Without much context as to why, using
len(_raw) is an ok approximation of the size of a log... however you should know that len does not actually count bytes but rather it counts characters. If knowing bytes is crucial, I would refer you to looking at the License Usage Report View or actually just running
ls -l or similar utilities on the box where the log comes from.
To see this in action.... I made two files, one that contained
words and the other
كلمات I then put both in a directory and indexed them (taking good advantage of my dev-test license). Using
len() both come out to 5, but checking the index usage data, I can see that
words equals 5 bytes but
كلمات is 10 bytes. (In this case, each character, encoded UTF-8 is 2 bytes wide).

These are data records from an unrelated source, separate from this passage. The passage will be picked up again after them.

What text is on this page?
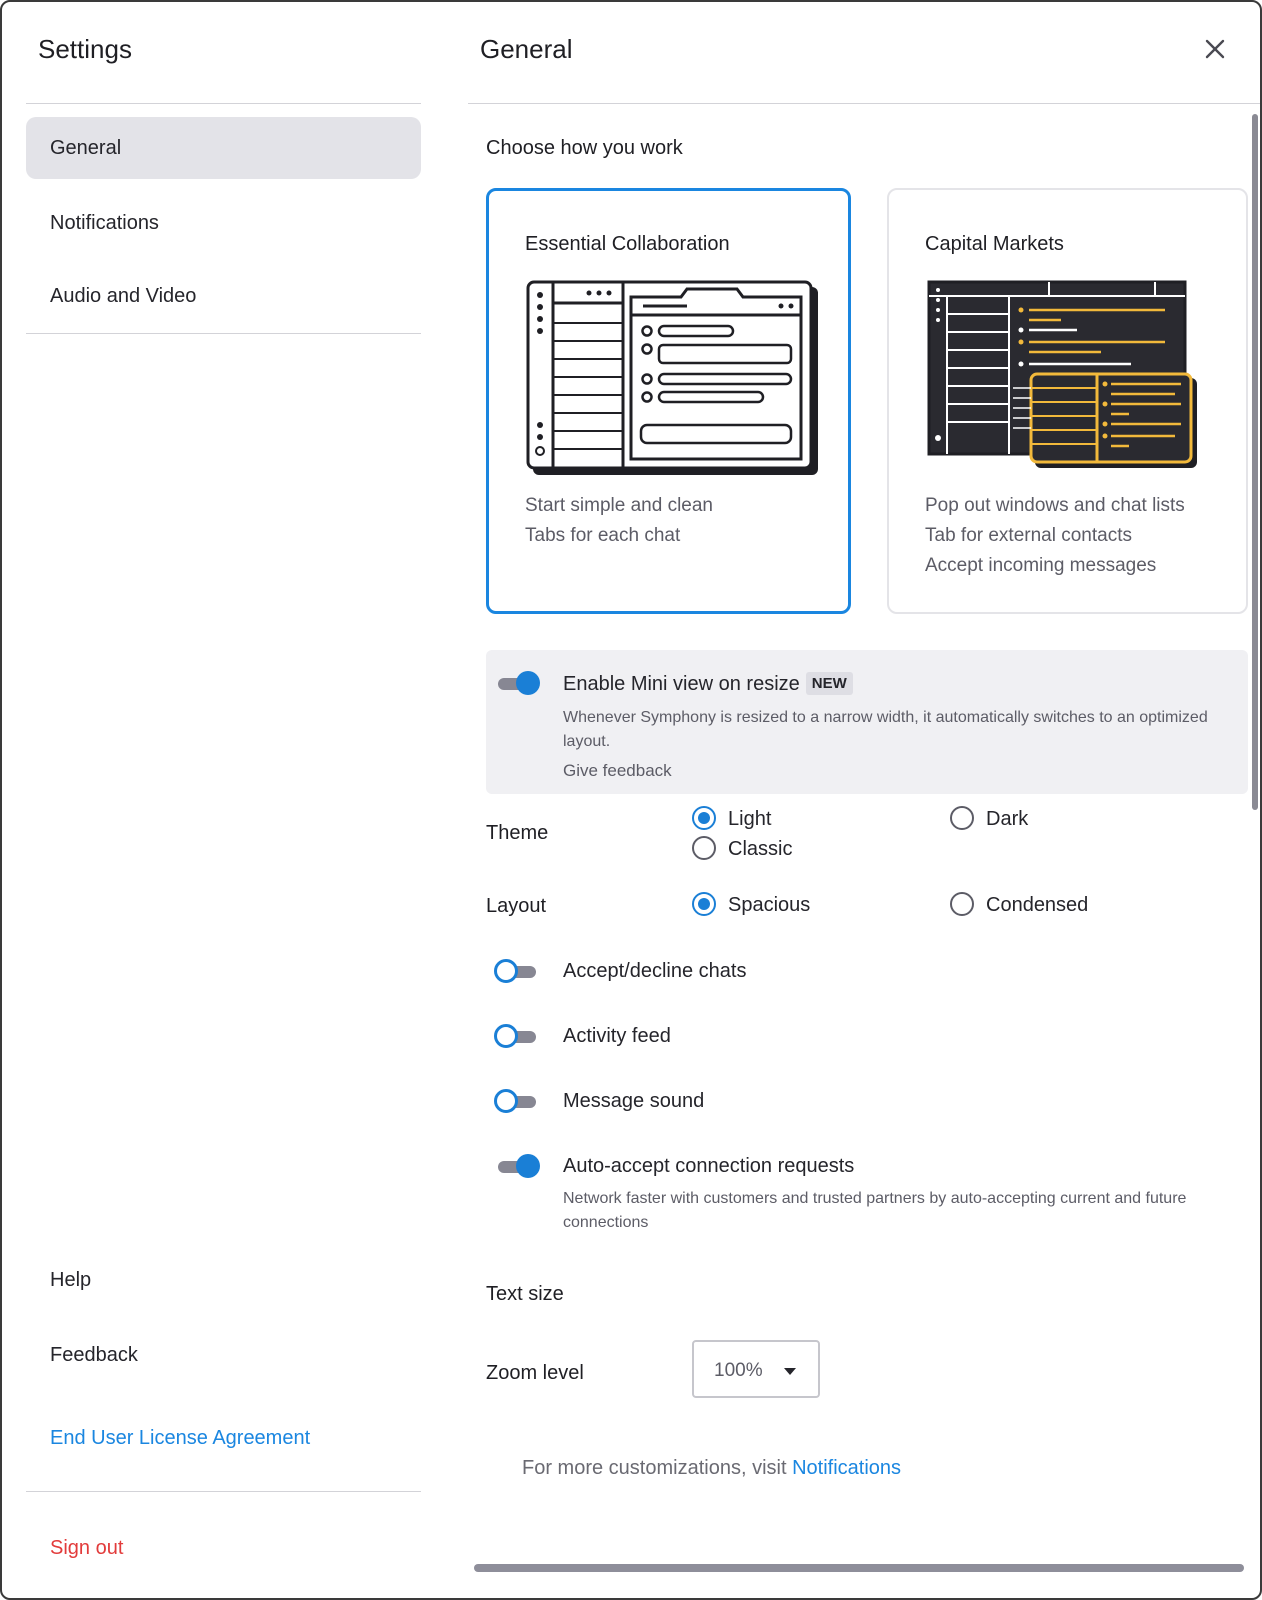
Settings
General
Notifications
Audio and Video
Help
Feedback
End User License Agreement
Sign out
General
Choose how you work
Essential Collaboration
Start simple and clean
Tabs for each chat
Capital Markets
Pop out windows and chat lists
Tab for external contacts
Accept incoming messages
Enable Mini view on resize NEW
Whenever Symphony is resized to a narrow width, it automatically switches to an optimized layout.
Give feedback
Theme
Light	Dark
Classic
Layout	Spacious	Condensed
Accept/decline chats
Activity feed
Message sound
Auto-accept connection requests
Network faster with customers and trusted partners by auto-accepting current and future connections
Text size
Zoom level	100%
For more customizations, visit Notifications
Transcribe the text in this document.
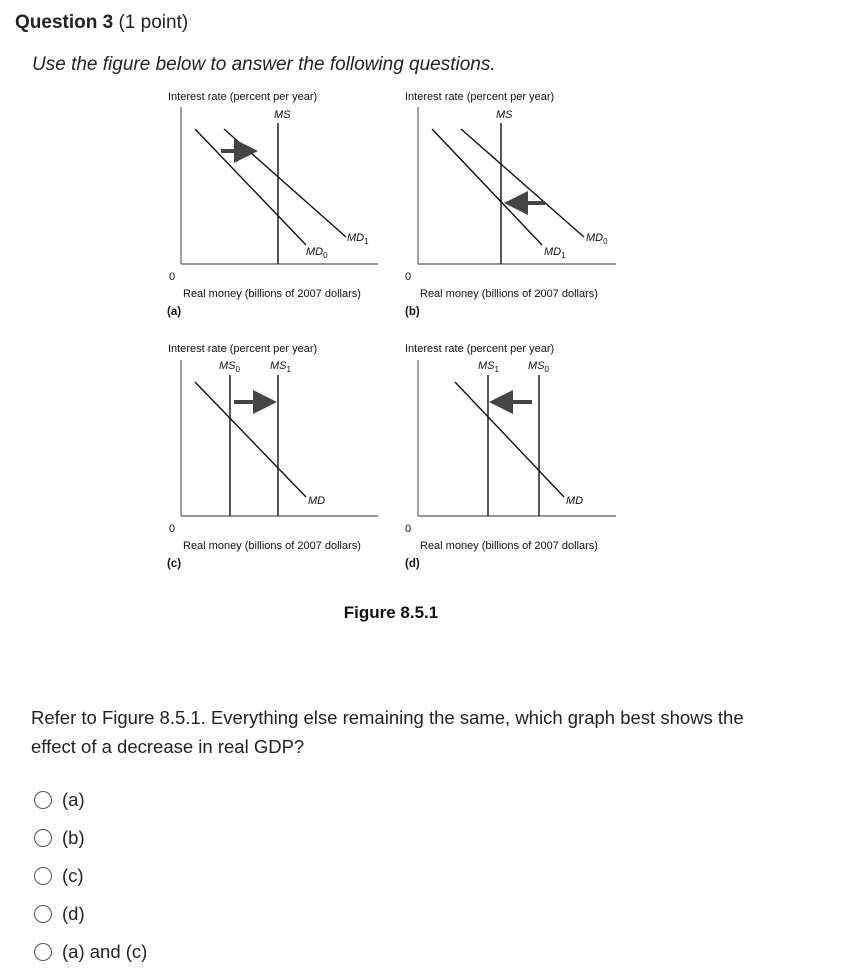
Question 3 (1 point)
Use the figure below to answer the following questions.
Interest rate (percent per year)
0
Real money (billions of 2007 dollars)
(a)
MS
$MD_0$
$MD_1$
Interest rate (percent per year)
0
Real money (billions of 2007 dollars)
(b)
MS
$MD_1$
$MD_0$
Interest rate (percent per year)
0
Real money (billions of 2007 dollars)
(c)
$MS_0$	$MS_1$
MD
Interest rate (percent per year)
0
Real money (billions of 2007 dollars)
(d)
$MS_1$	$MS_0$
MD
Figure 8.5.1
Refer to Figure 8.5.1. Everything else remaining the same, which graph best shows the effect of a decrease in real GDP?
(a)
(b)
(c)
(d)
(a) and (c)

Now most system level logs, that you'd aggregate in Splunk tend to be US-ASCII so each character (UTF-8) happens to be 1 byte, but this might not be universally the case.
EDIT: A bit more of a rabbit hole, but I had one file containing
كلمات encoded UTF-8 (10 bytes long), and another encoded ISO8859-6 (5 byte long file on disk). Ingesting the 8859-6 file using a sourcetype that specifies the encoding as such (so the text is readable in Splunk), the license impact is still 10 bytes, because translation to UTF-8 happens before counting license.
check this out:
here's a search:
index=alloyaudit_core |eval raw_len=len(_raw) | eval raw_len_kb = raw_len/1024 | eval raw_len_mb = raw_len/1024/1024 | eval raw_len_gb = raw_len/1024/1024/1024 | stats sum(raw_len) as Bytes sum(raw_len_kb) as KB sum(raw_len_mb) as MB sum(raw_len_gb) as GB by source
hope it helps